In it, Wardlaw said Project FAITH didn’t use the letter with the altered date to seek any kind of financing. She also pointed out that a recent request for Community Development Block Grant funding was based on the free clinic that’s supposed to operate in the HELP Center, not on any kind of educational component.
‘A SERIOUS ALLEGATION’
Crowther hosted a meeting with the King George supervisors on June 6 at the college’s Warsaw campus. She told them her budget had changed and that she no longer planned to rent 30,000 square feet in the HELP Center.
“We may end up doing some support services if the HELP Center comes to pass,” Crowther told The Free Lance–Star last week.
The community college is the second prospective tenant to drop out of the plans. In May, the King George Health Department moved to a space in the Food Lion shopping center off State Route 3.

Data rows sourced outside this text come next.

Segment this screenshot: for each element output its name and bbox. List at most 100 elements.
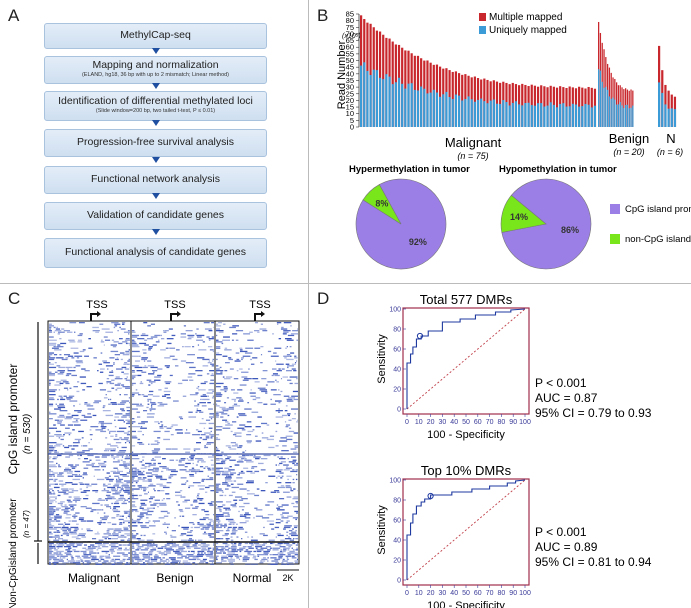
heatmap-cell (227, 526, 232, 529)
heatmap-cell (84, 370, 90, 372)
heatmap-cell (74, 410, 82, 412)
heatmap-cell (267, 381, 275, 383)
heatmap-cell (98, 382, 103, 385)
heatmap-cell (206, 555, 214, 557)
heatmap-cell (65, 416, 74, 418)
heatmap-cell (192, 346, 195, 348)
heatmap-cell (127, 544, 130, 546)
heatmap-cell (253, 555, 257, 557)
heatmap-cell (64, 418, 72, 420)
heatmap-cell (104, 477, 109, 479)
heatmap-cell (132, 426, 140, 428)
heatmap-cell (171, 560, 179, 562)
heatmap-cell (202, 438, 208, 441)
heatmap-cell (146, 507, 154, 509)
heatmap-cell (284, 357, 287, 359)
heatmap-cell (60, 534, 63, 537)
heatmap-cell (259, 533, 265, 535)
heatmap-cell (120, 539, 125, 541)
bar-unique (518, 104, 521, 127)
heatmap-cell (132, 384, 134, 386)
heatmap-cell (85, 507, 92, 509)
heatmap-cell (269, 435, 275, 437)
heatmap-cell (270, 557, 277, 559)
heatmap-cell (236, 536, 239, 538)
heatmap-cell (83, 368, 86, 370)
heatmap-cell (66, 514, 72, 516)
heatmap-cell (190, 470, 199, 473)
heatmap-cell (141, 421, 148, 423)
heatmap-cell (49, 432, 51, 434)
heatmap-cell (151, 406, 153, 409)
pie-slice (500, 194, 547, 233)
heatmap-cell (148, 390, 154, 393)
heatmap-cell (255, 458, 260, 460)
heatmap-cell (95, 555, 97, 557)
heatmap-cell (49, 411, 51, 413)
heatmap-cell (139, 514, 144, 516)
heatmap-cell (238, 510, 240, 513)
heatmap-cell (113, 555, 121, 557)
heatmap-cell (225, 488, 229, 490)
heatmap-cell (141, 464, 145, 466)
heatmap-cell (57, 494, 61, 497)
roc-y-tick-label: 0 (397, 407, 401, 414)
heatmap-cell (195, 539, 197, 541)
heatmap-cell (126, 406, 130, 409)
heatmap-cell (216, 517, 219, 519)
heatmap-cell (88, 448, 93, 450)
heatmap-cell (95, 429, 104, 431)
roc-operating-point (416, 332, 424, 340)
heatmap-cell (111, 387, 115, 389)
heatmap-cell (124, 486, 130, 489)
heatmap-cell (154, 499, 160, 501)
heatmap-cell (208, 330, 213, 332)
heatmap-cell (281, 504, 289, 506)
heatmap-cell (222, 376, 225, 378)
heatmap-cell (116, 486, 121, 489)
heatmap-cell (178, 461, 182, 463)
heatmap-cell (143, 490, 146, 492)
roc-y-tick-label: 40 (393, 367, 401, 374)
heatmap-cell (204, 328, 212, 330)
group-label-malignant: Malignant (445, 135, 502, 150)
heatmap-cell (115, 389, 118, 391)
heatmap-cell (281, 326, 284, 329)
heatmap-cell (53, 475, 55, 477)
heatmap-cell (104, 504, 109, 506)
heatmap-cell (102, 405, 106, 407)
heatmap-cell (279, 462, 283, 465)
heatmap-cell (69, 322, 77, 324)
heatmap-cell (245, 549, 249, 551)
heatmap-cell (49, 442, 57, 444)
heatmap-cell (152, 370, 158, 372)
heatmap-cell (148, 346, 154, 348)
bar-unique (578, 106, 581, 127)
heatmap-cell (54, 445, 61, 447)
heatmap-cell (243, 555, 248, 557)
heatmap-cell (57, 416, 66, 418)
bar-unique (555, 107, 559, 127)
bar-unique (372, 69, 375, 127)
heatmap-cell (230, 542, 234, 545)
heatmap-cell (239, 550, 242, 553)
heatmap-cell (195, 370, 203, 372)
scale-bar-label: 2K (282, 573, 293, 583)
heatmap-cell (255, 440, 262, 442)
heatmap-cell (197, 554, 205, 556)
heatmap-cell (125, 419, 130, 421)
heatmap-cell (150, 323, 156, 325)
heatmap-cell (110, 542, 119, 545)
heatmap-cell (292, 482, 295, 484)
heatmap-cell (274, 379, 277, 381)
heatmap-cell (210, 363, 214, 365)
heatmap-cell (75, 360, 83, 362)
heatmap-cell (132, 408, 138, 410)
heatmap-cell (154, 456, 162, 458)
heatmap-cell (293, 398, 298, 401)
heatmap-cell (87, 408, 95, 410)
heatmap-cell (155, 475, 163, 477)
heatmap-cell (148, 384, 151, 386)
heatmap-cell (175, 494, 182, 497)
heatmap-cell (106, 530, 110, 532)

The department needed more up-to-date space, said Dr. Brooke Rossheim, director of the Rappahannock Area Health District.
Wardlaw, whose office is in the same building as where the Health Department used to be, said mold was a problem, as well.

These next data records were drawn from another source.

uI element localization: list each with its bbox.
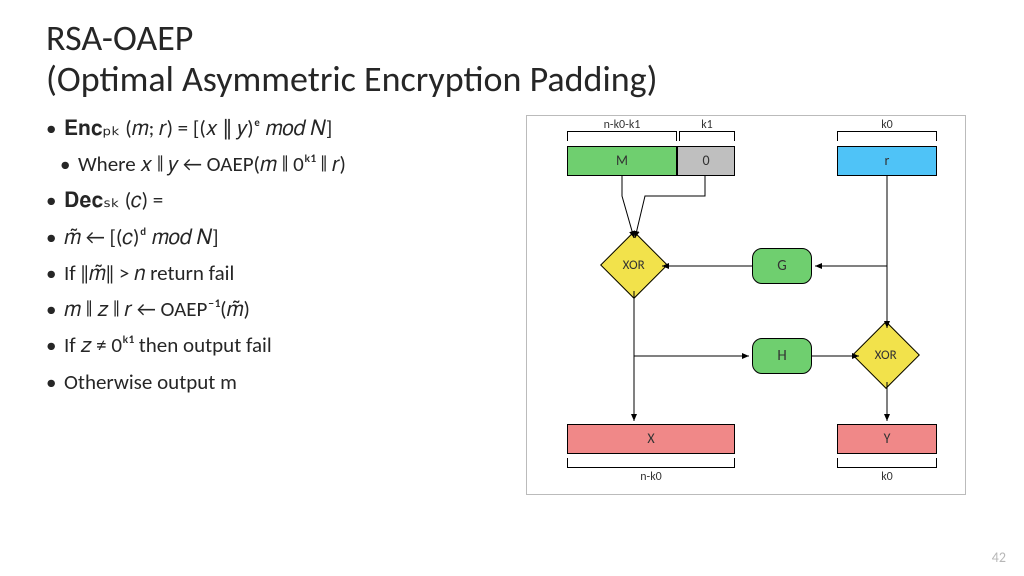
body-row: 𝐄𝐧𝐜ₚₖ (𝑚; 𝑟) = [(𝑥 ∥ 𝑦)ᵉ 𝑚𝑜𝑑 𝑁] Where 𝑥 … [46, 115, 978, 495]
bullet-8: Otherwise output m [46, 369, 516, 395]
node-m: M [567, 146, 677, 176]
bracket-bot-2 [837, 458, 937, 468]
bracket-bot-1 [567, 458, 735, 468]
slide: RSA-OAEP (Optimal Asymmetric Encryption … [0, 0, 1024, 576]
bullet-1: 𝐄𝐧𝐜ₚₖ (𝑚; 𝑟) = [(𝑥 ∥ 𝑦)ᵉ 𝑚𝑜𝑑 𝑁] [46, 115, 516, 141]
node-y: Y [837, 424, 937, 454]
bullet-7: If 𝑧 ≠ 0ᵏ¹ then output fail [46, 332, 516, 358]
slide-title: RSA-OAEP (Optimal Asymmetric Encryption … [46, 18, 978, 101]
bullet-list: 𝐄𝐧𝐜ₚₖ (𝑚; 𝑟) = [(𝑥 ∥ 𝑦)ᵉ 𝑚𝑜𝑑 𝑁] Where 𝑥 … [46, 115, 516, 495]
node-x: X [567, 424, 735, 454]
title-line-1: RSA-OAEP [46, 16, 193, 60]
bracket-2 [679, 131, 735, 141]
bullet-2: Where 𝑥 ∥ 𝑦 ← OAEP(𝑚 ∥ 0ᵏ¹ ∥ 𝑟) [46, 151, 516, 177]
bullet-5: If ‖𝑚̃‖ > 𝑛 return fail [46, 260, 516, 286]
bracket-1 [567, 131, 677, 141]
node-xor1: XOR [600, 231, 668, 299]
node-xor2: XOR [852, 321, 920, 389]
node-r: r [837, 146, 937, 176]
bullet-3: 𝐃𝐞𝐜ₛₖ (𝑐) = [46, 187, 516, 213]
bracket-label-k0: k0 [837, 118, 937, 132]
node-g: G [752, 248, 812, 284]
bracket-bot-label-1: n-k0 [567, 470, 735, 484]
bracket-bot-label-2: k0 [837, 470, 937, 484]
title-line-2: (Optimal Asymmetric Encryption Padding) [46, 57, 658, 101]
page-number: 42 [992, 549, 1006, 566]
bracket-3 [837, 131, 937, 141]
bracket-label-k1: k1 [679, 118, 735, 132]
node-zero: 0 [677, 146, 735, 176]
node-h: H [752, 338, 812, 374]
oaep-diagram: n-k0-k1 k1 k0 M 0 r XOR G H XOR X Y n-k0 [526, 115, 966, 495]
bullet-4: 𝑚̃ ← [(𝑐)ᵈ 𝑚𝑜𝑑 𝑁] [46, 224, 516, 250]
bullet-6: 𝑚 ∥ 𝑧 ∥ 𝑟 ← OAEP⁻¹(𝑚̃) [46, 296, 516, 322]
bracket-label-nk0k1: n-k0-k1 [567, 118, 677, 132]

Brabo said she still supports the concept of the HELP Center and believes it is needed in King George. But she has “questions and concerns about the viability of the project because of the letter.”
Brooks, who may be Wardlaw’s strongest supporter, said earlier this year he is seeking re-election this fall because he wanted to see the HELP Center built.

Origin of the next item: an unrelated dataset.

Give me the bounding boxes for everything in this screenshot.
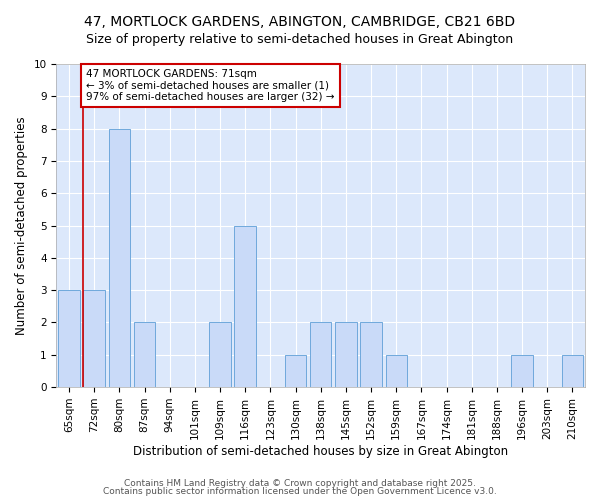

“It’s very discouraging because I really supported this,” Brooks said. “I don’t think she’s got three votes to get anything on this project now.”
The supervisors said they will wait to hear from County Attorney Eric Gregory about what to do next. Gregory received a copy of the letter from Brabo, just as Herrink did.
“This is a serious allegation,” Gregory said.
‘NOT THE RIGHT COLOR’
Controversy has surrounded the HELP Center from the start.
It took three years for the county and Project FAITH to settle on a performance agreement.
Longtime supervisors Joe Grzeika and Dale Sisson Jr. voted against the project and have continued to state their opposition. Grzeika said he didn’t want to give away county land, and Sisson said he had financial questions that hadn’t been answered.
Before the May 2012 vote, a group of citizens, including Herrink and Fred Davies, met on Realtor Stan Palivoda’s boat in Dahlgren and tried to convince LoBuglio—the swing vote—to oppose the project.
Residents said they didn’t like the idea of giving away a valuable piece of property and feared the project would take business away from others landlords of commercial space.
By February 2013, when Project FAITH presented its annual report, Brooks commented on “all the negativity” being spread in the community regarding the HELP Center.
“There’s a lot of animosity because we gave this woman—an African–American woman—some land, and people got a problem with that,” said Brooks, the only black member of the board.
Wardlaw echoed those sentiments last week. She believes some have opposed the HELP Center because, “I’m not the right color, I’m not the right gender.”
In recent months, the only resident to speak at board meetings against the HELP Center has been Arlene Jacovelli, who moved to King George after her husband was transferred to Dahlgren from California.
She’s spoken during the public-comment period at six of eight board meetings since Feb. 19. She’s asked the board to withdraw its application for grant funding for the center, and she filed an extensive Freedom of Information Act request regarding fiscal documents, meeting minutes, emails and discussions about the project.
She’s said she doesn’t like the idea of King George becoming “poverty pimps” and addressing problems that the churches and community groups should deal with on their own. She also accused the supervisors who supported the HELP Center project of “negligence in fiduciary duty” and “cluelessness in fiscal stewardship” because they didn’t research the financial implications of the project before they approved it.
“It is a fiscal fact that projects of this type most certainly are not ‘free’ to the host community” when they rely on federal or state funding, she wrote in a letter to the King George Journal, “and most certainly is not ‘free’ to the taxpayer.”